セシリア、ダンジョンを見つける
今日はクラリッサにアンを任せて、山の頂上付近を目指して登る事にした。
たまに時間を見つけては山中を散策する事があるんだけど、まだ頂上までは行った事が無い。
更に言えばアンが来てからは殆どの時間はアンにつきっきりなので近くを散歩するぐらいだった。

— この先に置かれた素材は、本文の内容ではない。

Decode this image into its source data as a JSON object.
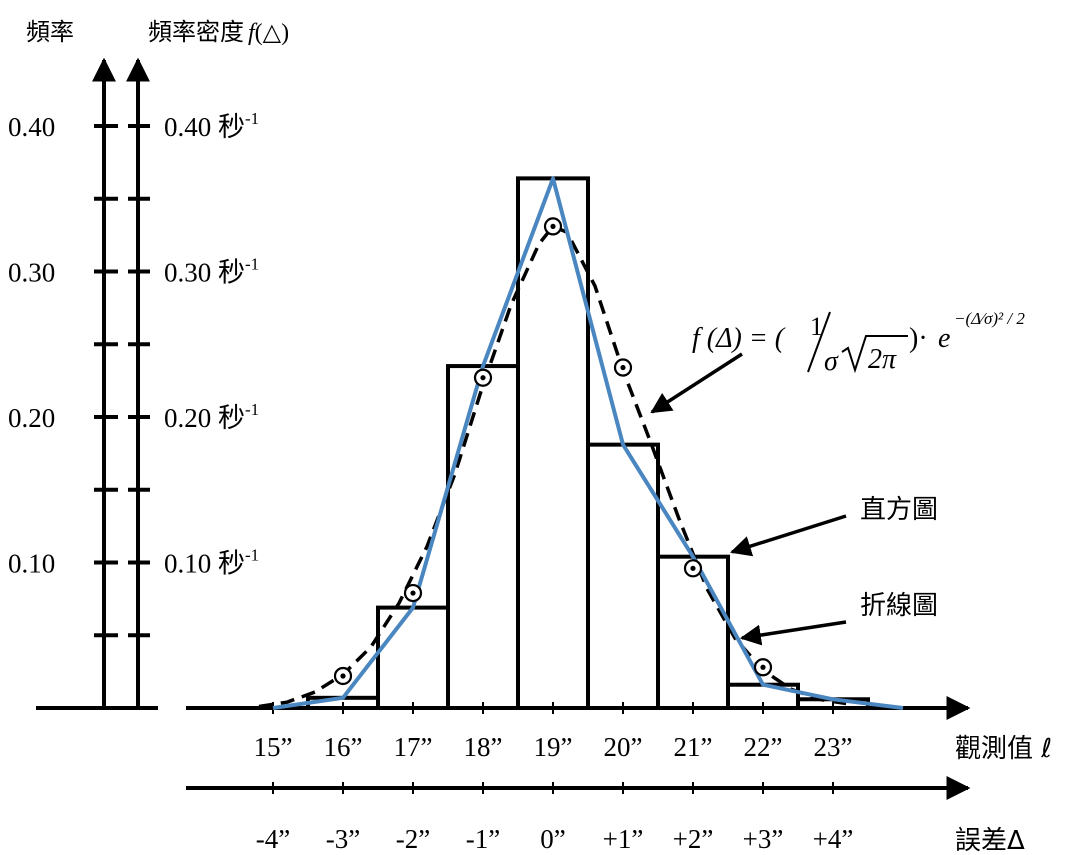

なので久しぶりに1日かけて頂上を目指して歩く事にした。
「それじゃあ、行ってくるわね。」
「姉さん、危険を感じたらすぐ帰って来てくださいね。」
「わかってるわよ。」
クラリッサに心配されながらも出発した。
「だいぶ景色が変わって来たわね。」
登り始めてどれくらい経ったかはわからない。
だけど、雲が近くにあるように感じる。
私は休憩をしながら道なき道を歩いている。
誰も足を踏み入れていない場所という事があって、草が生い茂っている。
私は持っているナイフで草を刈りながら歩く。
コンパスを見ながら方角を確認していく。
「あれ?」
歩いていくと洞穴を発見した。
「ただの洞穴かしら?」
ちょっとだけ入ってみる、がすぐに出た。
足を踏み入れた瞬間、グニュッて音がしたから。
靴を見るとネバネバした物がついている。
「まさか・・・・・・、スライム?」
この洞穴はモンスターの巣穴かダンジョンかしら?
そう言えば、今までモンスターを見た事は無い。狼とかイノシシは見た事あるけど、所謂『魔物』ではない。
後日、改めて装備をして入ってみた。
松明で周りを見てみるとやはりダンジョンらしい。
床にはスライムがうようよしていてちょっと気持ち悪かった。